More action and less talk is required to combat wildlife crime. Many species are becoming severely depleted and may disappear if more is not urgently done by governments.
High value seizures of contraband ivory, rhino horn, tiger parts and pangolin scales dominate media headlines every week. Many live animals and their parts are traded with impunity: tigers, orangutans, pangolins, monkeys, birds, and many more. Asia, particularly China and Southeast Asia, are the main points for the supply and demand of many endangered wildlife species.
Despite national rules and regulations related to wildlife conservation, as well as international commitments, widespread illegal wildlife trade is still continuing. Illegally poached wildlife is sold in source countries or trafficked across borders and sold both openly and covertly. Much of this trade goes on undetected, so it is difficult to quantify the enormous extent of illicit wildlife shipped and sold internationally.
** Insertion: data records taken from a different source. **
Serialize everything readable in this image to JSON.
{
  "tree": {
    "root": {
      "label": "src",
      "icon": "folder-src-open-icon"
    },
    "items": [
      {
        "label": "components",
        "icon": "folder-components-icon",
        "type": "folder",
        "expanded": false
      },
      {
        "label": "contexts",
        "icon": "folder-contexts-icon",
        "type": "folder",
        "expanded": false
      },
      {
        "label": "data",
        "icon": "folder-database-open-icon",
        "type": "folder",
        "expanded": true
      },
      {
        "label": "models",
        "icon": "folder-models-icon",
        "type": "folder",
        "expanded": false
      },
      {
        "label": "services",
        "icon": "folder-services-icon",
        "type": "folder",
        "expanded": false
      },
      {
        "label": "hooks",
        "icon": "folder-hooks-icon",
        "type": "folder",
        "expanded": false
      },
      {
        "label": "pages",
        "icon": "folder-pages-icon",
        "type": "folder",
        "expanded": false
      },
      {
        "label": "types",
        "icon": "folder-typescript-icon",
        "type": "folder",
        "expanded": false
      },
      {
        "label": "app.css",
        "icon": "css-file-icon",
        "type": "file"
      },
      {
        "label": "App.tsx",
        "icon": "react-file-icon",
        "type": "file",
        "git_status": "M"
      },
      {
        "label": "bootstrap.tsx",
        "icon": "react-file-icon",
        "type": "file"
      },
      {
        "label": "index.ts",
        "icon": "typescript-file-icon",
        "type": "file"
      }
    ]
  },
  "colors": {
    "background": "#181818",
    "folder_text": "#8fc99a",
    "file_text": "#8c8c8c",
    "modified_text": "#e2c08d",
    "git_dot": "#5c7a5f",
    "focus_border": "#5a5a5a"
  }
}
An increase in seizures does not necessarily mean that law enforcement and customs officials are more alert or effective. Instead it often means that there has been an increase in smuggling and that illegal products are flooding borders and ports. Currently there is more demand for wildlife products than there is supply.
All key countries in Southeast Asia are already signatories to international conventions on transnational crime and wildlife trafficking. They are also members of international enforcement agencies and networks, such as the Association of Southeast Asian Nations Wildlife Enforcement Network (ASEAN-WEN). Many of the tools for turning the tide against wildlife crime already exist, but there is still an urgent need for rapid high-level commitment to real action in order to change the current high profit-low risk nature of wildlife crime.
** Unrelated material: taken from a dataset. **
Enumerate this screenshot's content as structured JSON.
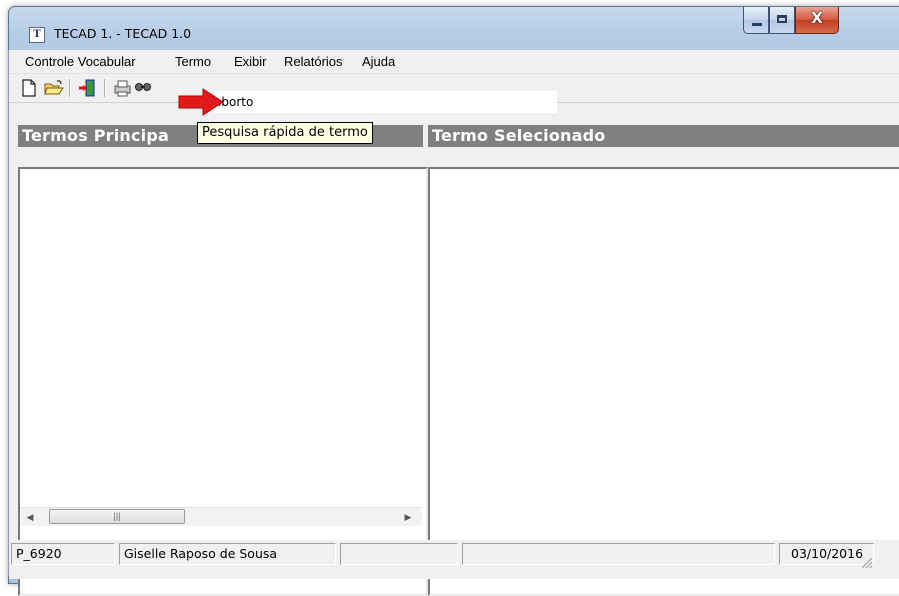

Additionally, companies that facilitate the import, transit, and export of goods must focus on stronger enforcement measures and tougher restrictions to prevent and penalize the abuse of their services for illicit wildlife trafficking. Trade kingpins are often involved in multiple businesses, both legal and illegal, and must be monitored. Pet shops and zoos must be thoroughly vetted and investigated, as some are fronts for illegal activities. Investigations must be conducted into illicit income streams related to individuals and companies suspected of involvement in wildlife trafficking, money laundering and other related crimes. Corruption in enforcing agencies is also a major concern and a barrier to fighting wildlife crimes.
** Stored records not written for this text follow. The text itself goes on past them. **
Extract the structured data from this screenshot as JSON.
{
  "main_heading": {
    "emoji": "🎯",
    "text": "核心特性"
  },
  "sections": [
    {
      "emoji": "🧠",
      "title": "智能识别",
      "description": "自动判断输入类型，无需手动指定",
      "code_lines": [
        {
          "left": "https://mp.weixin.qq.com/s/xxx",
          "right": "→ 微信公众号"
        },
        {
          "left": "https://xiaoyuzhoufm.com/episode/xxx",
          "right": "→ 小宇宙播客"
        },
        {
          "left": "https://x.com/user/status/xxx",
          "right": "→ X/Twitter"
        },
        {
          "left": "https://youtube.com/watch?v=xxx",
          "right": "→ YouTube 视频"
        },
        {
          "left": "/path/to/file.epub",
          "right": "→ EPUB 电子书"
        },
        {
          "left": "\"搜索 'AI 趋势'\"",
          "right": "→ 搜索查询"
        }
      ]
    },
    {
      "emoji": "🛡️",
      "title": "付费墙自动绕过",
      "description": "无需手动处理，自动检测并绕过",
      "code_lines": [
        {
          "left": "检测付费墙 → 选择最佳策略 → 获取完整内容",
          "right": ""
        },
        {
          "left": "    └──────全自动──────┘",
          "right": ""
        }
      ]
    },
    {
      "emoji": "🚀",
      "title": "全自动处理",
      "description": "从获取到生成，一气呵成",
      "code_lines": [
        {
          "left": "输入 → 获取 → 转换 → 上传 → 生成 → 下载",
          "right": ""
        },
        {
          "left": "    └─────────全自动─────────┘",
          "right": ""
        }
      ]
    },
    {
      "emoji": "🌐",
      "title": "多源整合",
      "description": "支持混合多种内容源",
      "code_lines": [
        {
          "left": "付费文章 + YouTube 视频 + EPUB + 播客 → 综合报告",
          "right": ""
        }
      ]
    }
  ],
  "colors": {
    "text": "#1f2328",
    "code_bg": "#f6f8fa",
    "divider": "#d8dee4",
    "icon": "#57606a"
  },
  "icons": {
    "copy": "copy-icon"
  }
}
In combating wildlife trafficking, Association of Southeast Asian Nations (ASEAN) member countries must make a much stronger commitment to addressing wildlife crime as a serious form of transnational organized crime, and must scale up efforts to combat it. Equally important is strong collaboration across source, transit and destination countries to ensure that criminal activities along the entire enforcement chain are addressed and neutralized from source to final destination.